Girls play in the garden of remembrance.
Their time is short – November shadows long.
Yew trees will mourn their loss of innocence.
Conifers will confer upon the lawn
the sorrowing gait of those who’ve always known
windows disappear.

The shuttlecock ticks to and fro till they
run out of breath and gaiety, hemmed in,
controlled, condemned, coniferous, confined,
in box, in phallus, there in naked breast.
House nor garden offer a place of rest.

That monkey-puzzle tree cannot be climbed.
The ghosts of ashes hover overhead.
The moon is up. It haunts and mocks the day
in long fore-shadowings. Womb and tomb are
equally dark. Each flower has its day and
windows disappear.

Blood pumps. It circulates. Venous return
return, return, return purple to red,
red to ceanothus blue to shoal of
mackerel murmuration. This is being
free – no boundaries but this span of shadows.

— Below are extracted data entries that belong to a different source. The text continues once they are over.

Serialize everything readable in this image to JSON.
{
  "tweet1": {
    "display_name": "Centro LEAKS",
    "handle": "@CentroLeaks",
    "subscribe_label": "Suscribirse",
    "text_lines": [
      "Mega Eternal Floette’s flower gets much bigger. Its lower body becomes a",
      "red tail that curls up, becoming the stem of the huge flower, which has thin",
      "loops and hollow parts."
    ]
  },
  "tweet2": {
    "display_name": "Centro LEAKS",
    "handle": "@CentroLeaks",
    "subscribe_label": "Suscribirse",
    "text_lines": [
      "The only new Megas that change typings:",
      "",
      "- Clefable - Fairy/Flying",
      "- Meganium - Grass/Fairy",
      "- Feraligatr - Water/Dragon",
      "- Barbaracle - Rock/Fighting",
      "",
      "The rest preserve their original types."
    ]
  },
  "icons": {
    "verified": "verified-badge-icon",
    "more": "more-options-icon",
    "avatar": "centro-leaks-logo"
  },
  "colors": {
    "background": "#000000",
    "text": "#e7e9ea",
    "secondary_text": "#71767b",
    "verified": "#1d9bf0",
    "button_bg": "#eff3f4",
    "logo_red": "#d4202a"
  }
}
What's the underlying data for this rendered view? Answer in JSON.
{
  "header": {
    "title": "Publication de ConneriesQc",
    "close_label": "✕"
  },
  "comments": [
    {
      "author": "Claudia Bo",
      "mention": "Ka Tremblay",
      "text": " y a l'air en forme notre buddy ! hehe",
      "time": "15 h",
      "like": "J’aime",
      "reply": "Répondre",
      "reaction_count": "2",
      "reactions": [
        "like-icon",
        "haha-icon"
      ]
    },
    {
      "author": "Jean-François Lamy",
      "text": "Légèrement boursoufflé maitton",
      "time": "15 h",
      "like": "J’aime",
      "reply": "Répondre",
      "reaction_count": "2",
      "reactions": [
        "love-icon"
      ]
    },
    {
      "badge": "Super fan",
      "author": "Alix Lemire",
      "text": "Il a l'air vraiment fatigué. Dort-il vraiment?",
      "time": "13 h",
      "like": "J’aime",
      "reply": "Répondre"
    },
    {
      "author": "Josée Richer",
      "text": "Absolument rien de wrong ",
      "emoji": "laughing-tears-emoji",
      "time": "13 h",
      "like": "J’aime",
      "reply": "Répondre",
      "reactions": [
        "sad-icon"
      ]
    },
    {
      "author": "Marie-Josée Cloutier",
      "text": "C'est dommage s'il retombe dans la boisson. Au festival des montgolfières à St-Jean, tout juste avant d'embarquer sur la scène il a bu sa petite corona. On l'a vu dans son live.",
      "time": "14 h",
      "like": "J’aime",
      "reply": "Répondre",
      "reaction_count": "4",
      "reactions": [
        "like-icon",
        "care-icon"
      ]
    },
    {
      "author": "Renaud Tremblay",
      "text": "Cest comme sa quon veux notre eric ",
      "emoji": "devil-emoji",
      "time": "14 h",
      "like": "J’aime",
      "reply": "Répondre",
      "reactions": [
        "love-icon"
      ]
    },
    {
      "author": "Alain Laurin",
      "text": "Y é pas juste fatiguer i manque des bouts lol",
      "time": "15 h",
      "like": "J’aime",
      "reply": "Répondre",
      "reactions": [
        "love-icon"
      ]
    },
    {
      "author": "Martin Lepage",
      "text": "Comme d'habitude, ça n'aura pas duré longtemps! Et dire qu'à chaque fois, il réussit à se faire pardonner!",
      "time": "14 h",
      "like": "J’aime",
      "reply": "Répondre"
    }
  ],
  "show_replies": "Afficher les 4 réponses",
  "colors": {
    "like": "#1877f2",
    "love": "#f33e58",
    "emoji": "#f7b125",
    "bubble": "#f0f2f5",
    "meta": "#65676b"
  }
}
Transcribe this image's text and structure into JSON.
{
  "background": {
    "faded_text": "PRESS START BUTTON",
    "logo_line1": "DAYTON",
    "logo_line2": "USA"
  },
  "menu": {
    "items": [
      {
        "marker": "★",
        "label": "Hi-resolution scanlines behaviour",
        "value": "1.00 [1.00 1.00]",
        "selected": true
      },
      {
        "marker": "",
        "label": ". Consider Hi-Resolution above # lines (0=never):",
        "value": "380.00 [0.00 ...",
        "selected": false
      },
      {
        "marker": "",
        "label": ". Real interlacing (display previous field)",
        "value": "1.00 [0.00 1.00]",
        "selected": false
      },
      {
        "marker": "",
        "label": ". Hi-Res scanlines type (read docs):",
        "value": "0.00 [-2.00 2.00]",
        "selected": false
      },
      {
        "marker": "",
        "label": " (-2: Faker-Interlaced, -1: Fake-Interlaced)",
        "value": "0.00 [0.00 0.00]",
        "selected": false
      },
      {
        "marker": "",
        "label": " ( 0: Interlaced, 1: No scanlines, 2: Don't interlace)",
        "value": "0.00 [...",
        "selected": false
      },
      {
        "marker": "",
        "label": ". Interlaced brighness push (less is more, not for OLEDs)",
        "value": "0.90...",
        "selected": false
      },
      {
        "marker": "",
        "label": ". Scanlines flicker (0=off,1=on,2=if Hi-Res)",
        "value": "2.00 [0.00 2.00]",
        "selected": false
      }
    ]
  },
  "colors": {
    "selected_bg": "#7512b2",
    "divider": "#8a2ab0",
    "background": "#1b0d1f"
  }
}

Smoke billows up the chimney fades to sky.
The rules are all around in the moment
um of the game. Still life. Life still alive
visible only by this borrowed light.
Posterity is neatly edged by time.
Windows disappear.

This house has only five high windows left
unswallowed by the ivy’s choking grasp.
When all light fails and the game is over;
the yew in youth, a mere illusion, past.
Who will remember then who played the game?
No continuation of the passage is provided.